CONCURRENCY THEORY

Initial Meeting

We will have an initial meeting on October 20, 2011 at 18:00 (s.t.) in room 528 (Bldg. E1 3).

 

  • An initial list of papers and topics for the seminar is available here.
  • The slides of the initial meeting are here.
  • The schedule of the seminar has changed. The update is available here.
  • The program for the seminar talks on March 12 & 13 are online.

 


Seminar papers

Decidable subsets of CCS

Sven Dziadek

A complete axiomatization for observational congruence

Felix Klein

Foundations of the Pi calculus

Simon Heinzel

Undecidability of bisimilarity for Petri nets

Tobias Salzmann

Event structures

Markus Hoffmann

Mobile ambients

Max-Ferdinand Gerhard Suffel


Overview of the seminar

The huge success story of computer science is significantly based on the enormous and constant increase of computation power over the last decades. Processing speed has been doubling at least every two years. However, physical limitation will put an end to this development in the near future. Massive parallelism will supersede speed as the main source of processing power. Even more, already today concurrent systems are ubiquitous, their usage sites being mobile phones, cars and even washing machines.

 

Despite its importance and more than three decades of highly active research, concurrent systems are still less understood than sequenial systems. A comprehensive model of concurrency, comparable to Turing machines and the lambda calculus, has not yet been found for concurrent

settings.

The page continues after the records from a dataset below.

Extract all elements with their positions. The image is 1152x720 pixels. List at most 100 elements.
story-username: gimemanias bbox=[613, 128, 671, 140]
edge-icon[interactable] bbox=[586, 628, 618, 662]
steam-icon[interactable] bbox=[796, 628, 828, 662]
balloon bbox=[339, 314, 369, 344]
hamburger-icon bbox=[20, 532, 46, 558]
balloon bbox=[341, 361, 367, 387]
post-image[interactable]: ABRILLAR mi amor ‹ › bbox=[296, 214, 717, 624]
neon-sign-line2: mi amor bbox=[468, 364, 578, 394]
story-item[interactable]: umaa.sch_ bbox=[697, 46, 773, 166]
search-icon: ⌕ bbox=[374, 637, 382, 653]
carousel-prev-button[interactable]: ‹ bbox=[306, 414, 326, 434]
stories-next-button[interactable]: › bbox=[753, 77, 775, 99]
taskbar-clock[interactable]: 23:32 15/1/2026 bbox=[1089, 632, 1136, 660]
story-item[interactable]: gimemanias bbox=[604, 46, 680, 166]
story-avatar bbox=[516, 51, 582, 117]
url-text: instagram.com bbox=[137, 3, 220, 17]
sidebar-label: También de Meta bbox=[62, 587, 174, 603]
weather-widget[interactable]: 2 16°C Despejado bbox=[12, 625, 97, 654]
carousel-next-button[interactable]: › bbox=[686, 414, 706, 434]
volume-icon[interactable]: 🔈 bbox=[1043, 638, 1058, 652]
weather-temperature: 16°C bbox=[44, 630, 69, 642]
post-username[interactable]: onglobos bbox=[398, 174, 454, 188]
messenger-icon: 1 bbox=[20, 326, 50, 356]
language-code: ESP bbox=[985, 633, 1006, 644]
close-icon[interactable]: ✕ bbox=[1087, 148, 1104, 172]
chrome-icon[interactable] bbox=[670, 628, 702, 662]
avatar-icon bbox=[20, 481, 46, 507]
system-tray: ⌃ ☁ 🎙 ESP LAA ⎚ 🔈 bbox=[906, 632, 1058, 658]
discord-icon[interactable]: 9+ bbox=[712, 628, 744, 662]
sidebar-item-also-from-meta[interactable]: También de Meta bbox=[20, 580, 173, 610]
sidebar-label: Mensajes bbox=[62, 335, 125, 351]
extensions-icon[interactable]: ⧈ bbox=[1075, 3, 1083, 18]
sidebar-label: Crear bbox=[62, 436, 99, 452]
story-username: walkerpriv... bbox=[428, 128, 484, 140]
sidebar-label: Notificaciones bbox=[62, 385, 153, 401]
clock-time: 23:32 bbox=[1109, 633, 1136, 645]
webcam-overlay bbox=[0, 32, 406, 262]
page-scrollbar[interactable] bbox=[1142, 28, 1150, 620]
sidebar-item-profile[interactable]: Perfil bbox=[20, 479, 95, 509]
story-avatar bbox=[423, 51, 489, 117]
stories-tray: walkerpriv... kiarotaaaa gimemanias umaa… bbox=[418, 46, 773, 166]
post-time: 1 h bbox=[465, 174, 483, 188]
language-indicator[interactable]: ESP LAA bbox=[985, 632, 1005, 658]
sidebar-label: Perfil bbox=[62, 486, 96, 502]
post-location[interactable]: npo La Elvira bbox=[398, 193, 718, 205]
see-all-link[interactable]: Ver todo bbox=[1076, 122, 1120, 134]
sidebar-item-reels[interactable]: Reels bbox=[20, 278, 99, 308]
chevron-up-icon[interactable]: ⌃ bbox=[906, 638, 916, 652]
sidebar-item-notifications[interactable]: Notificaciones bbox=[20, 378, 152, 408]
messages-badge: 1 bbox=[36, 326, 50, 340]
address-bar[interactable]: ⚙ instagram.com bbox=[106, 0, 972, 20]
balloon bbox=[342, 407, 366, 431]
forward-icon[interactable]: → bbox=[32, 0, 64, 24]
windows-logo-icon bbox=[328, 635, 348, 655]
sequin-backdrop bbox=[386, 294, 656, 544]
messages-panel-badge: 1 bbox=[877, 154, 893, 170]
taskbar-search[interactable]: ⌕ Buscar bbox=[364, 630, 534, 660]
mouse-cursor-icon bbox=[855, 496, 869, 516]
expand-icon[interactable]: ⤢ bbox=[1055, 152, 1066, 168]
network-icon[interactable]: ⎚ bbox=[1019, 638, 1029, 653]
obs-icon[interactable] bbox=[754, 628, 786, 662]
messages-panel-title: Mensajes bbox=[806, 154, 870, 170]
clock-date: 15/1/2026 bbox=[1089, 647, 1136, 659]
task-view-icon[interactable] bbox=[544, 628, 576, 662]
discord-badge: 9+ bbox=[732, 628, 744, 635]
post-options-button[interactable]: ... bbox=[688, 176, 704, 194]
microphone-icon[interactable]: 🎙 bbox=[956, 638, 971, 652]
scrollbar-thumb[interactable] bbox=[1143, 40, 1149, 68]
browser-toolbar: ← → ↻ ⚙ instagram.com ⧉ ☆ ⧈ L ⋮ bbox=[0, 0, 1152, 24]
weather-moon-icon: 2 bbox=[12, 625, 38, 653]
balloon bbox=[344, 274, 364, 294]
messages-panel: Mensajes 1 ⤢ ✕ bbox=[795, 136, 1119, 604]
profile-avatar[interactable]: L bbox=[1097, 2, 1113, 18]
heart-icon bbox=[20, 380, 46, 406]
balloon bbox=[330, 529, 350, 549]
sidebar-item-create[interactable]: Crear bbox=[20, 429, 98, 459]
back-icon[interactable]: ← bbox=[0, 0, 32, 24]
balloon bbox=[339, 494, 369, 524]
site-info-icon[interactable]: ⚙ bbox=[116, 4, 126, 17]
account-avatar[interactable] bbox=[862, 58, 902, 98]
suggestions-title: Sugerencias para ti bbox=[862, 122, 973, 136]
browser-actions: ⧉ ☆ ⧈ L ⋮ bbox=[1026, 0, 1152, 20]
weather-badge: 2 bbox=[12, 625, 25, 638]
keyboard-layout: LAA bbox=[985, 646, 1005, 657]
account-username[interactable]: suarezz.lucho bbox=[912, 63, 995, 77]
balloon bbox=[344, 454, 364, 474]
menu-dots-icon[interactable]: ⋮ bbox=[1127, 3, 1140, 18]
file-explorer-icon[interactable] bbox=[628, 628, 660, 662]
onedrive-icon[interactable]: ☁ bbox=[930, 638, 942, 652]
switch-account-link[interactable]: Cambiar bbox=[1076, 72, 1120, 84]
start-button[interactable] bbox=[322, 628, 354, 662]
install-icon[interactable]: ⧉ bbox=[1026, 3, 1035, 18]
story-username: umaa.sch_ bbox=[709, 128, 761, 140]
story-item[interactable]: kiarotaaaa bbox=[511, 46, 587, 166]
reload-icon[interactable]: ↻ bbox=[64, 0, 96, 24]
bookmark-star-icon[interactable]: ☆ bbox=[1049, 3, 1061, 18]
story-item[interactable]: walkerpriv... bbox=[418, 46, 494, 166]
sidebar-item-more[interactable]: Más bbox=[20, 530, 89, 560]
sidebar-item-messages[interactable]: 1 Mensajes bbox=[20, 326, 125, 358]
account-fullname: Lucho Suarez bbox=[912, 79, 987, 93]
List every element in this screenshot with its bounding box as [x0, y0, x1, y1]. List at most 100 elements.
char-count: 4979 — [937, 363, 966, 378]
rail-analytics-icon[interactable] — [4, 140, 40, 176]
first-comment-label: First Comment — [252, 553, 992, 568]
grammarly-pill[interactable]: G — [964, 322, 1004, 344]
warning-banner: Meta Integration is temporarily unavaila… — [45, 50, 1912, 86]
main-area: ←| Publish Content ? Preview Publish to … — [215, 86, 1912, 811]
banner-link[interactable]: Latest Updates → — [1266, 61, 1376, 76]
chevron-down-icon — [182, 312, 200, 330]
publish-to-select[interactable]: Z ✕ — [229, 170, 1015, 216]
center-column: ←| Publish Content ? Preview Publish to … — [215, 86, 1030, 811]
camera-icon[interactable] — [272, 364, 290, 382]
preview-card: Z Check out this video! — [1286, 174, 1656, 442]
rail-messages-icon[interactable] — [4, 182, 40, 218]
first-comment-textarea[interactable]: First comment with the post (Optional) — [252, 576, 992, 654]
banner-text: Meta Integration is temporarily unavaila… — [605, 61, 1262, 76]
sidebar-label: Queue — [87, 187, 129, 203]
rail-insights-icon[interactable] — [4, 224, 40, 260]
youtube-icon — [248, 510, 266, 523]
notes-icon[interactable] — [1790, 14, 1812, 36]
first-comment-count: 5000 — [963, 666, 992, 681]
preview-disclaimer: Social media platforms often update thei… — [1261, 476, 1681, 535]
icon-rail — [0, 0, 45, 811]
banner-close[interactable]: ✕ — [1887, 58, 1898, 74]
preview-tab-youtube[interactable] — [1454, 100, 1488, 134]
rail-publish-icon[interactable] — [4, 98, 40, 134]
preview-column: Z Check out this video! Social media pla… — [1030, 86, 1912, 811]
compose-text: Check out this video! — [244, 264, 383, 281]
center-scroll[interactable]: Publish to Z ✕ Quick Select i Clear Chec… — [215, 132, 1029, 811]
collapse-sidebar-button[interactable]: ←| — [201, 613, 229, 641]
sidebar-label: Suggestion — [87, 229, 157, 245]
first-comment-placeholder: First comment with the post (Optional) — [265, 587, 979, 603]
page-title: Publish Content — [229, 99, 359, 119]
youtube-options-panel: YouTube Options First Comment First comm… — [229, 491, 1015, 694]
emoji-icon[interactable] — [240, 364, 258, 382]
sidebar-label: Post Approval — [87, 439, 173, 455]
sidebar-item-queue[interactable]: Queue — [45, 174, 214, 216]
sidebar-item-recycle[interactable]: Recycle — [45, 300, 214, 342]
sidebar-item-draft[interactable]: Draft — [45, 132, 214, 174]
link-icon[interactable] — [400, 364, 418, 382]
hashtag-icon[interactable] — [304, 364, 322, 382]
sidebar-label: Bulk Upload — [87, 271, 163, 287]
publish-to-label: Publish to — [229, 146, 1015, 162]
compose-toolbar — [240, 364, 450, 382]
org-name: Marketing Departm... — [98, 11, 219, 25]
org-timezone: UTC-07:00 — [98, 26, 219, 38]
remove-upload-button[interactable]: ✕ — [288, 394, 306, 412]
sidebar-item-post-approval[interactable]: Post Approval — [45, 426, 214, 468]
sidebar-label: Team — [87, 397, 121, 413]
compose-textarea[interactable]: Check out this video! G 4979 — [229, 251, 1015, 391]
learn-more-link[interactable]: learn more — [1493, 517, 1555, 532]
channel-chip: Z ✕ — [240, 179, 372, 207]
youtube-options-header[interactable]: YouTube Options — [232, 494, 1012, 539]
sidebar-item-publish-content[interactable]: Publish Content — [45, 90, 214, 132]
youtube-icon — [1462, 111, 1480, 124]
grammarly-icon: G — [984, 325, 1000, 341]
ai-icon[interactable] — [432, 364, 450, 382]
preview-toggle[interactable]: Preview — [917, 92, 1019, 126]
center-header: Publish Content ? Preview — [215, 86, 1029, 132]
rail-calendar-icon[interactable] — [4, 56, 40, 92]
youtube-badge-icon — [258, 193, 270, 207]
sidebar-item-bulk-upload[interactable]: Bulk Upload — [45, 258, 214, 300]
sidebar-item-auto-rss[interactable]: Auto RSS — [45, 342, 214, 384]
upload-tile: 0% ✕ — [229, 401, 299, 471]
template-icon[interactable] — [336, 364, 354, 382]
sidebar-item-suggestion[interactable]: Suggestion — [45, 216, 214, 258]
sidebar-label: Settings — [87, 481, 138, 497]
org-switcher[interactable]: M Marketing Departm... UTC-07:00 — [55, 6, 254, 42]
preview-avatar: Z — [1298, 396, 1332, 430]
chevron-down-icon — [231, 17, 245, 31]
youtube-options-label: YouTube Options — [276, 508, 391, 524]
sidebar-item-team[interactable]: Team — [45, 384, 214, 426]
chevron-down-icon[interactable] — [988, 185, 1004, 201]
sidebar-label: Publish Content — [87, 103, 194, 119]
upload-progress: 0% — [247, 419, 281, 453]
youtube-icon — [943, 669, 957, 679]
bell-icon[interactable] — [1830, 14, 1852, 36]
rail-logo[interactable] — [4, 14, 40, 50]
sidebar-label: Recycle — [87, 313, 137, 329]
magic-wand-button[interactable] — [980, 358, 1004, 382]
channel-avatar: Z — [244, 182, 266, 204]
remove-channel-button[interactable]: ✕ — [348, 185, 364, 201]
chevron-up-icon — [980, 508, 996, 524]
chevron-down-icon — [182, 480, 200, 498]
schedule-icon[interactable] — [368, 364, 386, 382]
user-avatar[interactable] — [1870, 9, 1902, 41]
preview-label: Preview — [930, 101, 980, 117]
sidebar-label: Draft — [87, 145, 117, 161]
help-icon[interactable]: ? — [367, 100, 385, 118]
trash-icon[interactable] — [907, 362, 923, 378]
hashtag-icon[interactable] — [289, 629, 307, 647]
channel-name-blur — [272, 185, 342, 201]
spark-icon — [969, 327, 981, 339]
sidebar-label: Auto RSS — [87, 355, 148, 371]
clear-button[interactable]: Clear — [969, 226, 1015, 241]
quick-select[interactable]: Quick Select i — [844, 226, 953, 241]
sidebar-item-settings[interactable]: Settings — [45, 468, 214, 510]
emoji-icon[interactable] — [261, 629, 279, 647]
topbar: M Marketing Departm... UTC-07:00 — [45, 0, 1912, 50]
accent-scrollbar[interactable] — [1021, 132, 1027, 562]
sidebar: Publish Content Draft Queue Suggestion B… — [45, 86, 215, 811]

In our seminar we will study some of the most important models and results for concurrency, and we will see why concurrency is so difficult to understand.

 

The goal of the seminar is to provide a broad overview of the theoretical underpinnings of concurrency theory. For example, we will discuss popular process algebras such as CCS, the pi calculus and mobile ambients. Further topics include input/output automata, modal transition systems and Petri nets as well as models of true (i.e. non-interleaving) concurrency.

 

We selected a number of papers for each of these areas. Participation in the seminar includes writing a paper (approx. 20 pages) to give some motivation, examples, links to relevant literature and to provide the theoretical background of the selected topic. Secondly, each participant gives a formal presentation (approx. 45 minutes) to explain the topic to the audience.


Time and location

The seminar will take place at the end of the winter term as a block seminar.

 

Depending on the number of participants, we might set up a reading group (organized by the participants) during the semester to work on and discuss about scientific literature on basic concurrency topics such as CCS and the pi calculus. In this case, preparing and moderating the reading group replaces the written report.

However, each participant still has to give a formal presentation of one of the more advanced topics at the end of term, which remains the main contribution to the seminar.

 

The exact times and dates for the meetings will be fixed during the first meeting on October 20th (see above).


Registration

If you want to participate in the seminar, please pre-register at our course managment system.


Audience

This seminar addresses master or bachelor students in computer science. Some exposure to concurrency theory (e.g. Concurrent Programming) will prove helpful, but is not strictly required.